The setting for the verbal assault had been the fifth floor of the East Court building in downtown Phoenix.
Tim Ryan isn't a criminal defendant or a litigant. He is the associate presiding criminal judge of the Maricopa County Superior Court, the second-in-command on the criminal bench.
The headline on the Arizona Republic Web site read: "Judge Says He Won't Quit Court Cases."
Rochelle Ryan already knew that the county attorney's hired gun, Dennis Wilenchik, had accused her husband of being "a danger to public safety" because he allegedly protected undocumented immigrants charged with serious crimes. She also knew that Thomas was trying to get Tim Ryan booted off the criminal bench, an unprecedented move in this jurisdiction.
What really got to her was something attached to the end of the online story. At 4:50 that morning, someone had posted an anonymous response: "The judge, like all judges, is an arrogant pig. I say string the guy up from a streetlight in downtown Phoenix until his flesh rots off."

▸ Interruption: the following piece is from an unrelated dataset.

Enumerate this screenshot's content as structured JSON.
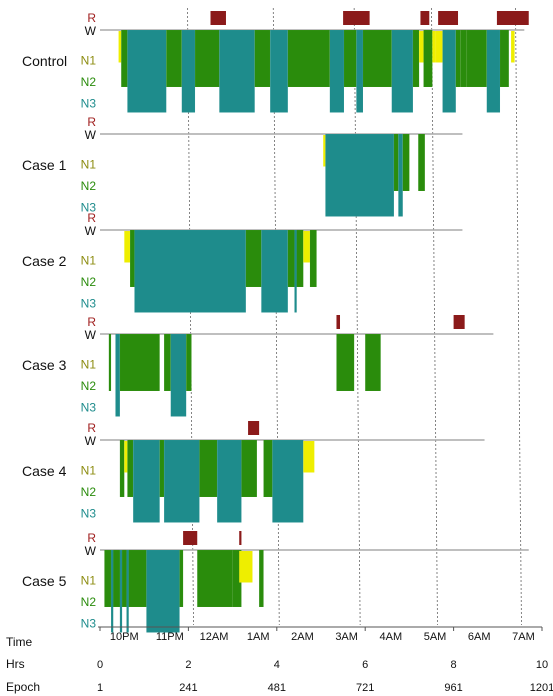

A few hours later, someone wrote, "Does anyone remember [assassinated Republic reporter] Don Boles [sic]? The reported [sic] who was blown up in his car. Not sure why, but you gotta admit it was darn effective. He's not writing [sic] anymore . . . Do you catch where I'm going with this? What's good for the reported [sic] is certainly good enough for [the judge]?"
Tim Ryan was getting the couple's children ready for school when his wife told him about the threats.
He quickly e-mailed presiding Superior Court Judge Barbara Mundell, "I see it as a crackpot comment, but my wife has a point that I should be worried about crackpots who act on these types of threats."
Ryan said he was going to contact the Chandler Police Department to see whether it would send officers to patrol their neighborhood "so my wife can sleep at night."
Judge Mundell and others at the courthouse immediately contacted their in-house security detail, which, in turn, called the Maricopa County Sheriff's Office.
Sheriff's deputies provide security inside county courtrooms (they often are assigned to a specific judge, and get to know him or her personally), and also are responsible for transporting jail inmates to the courthouse for hearings.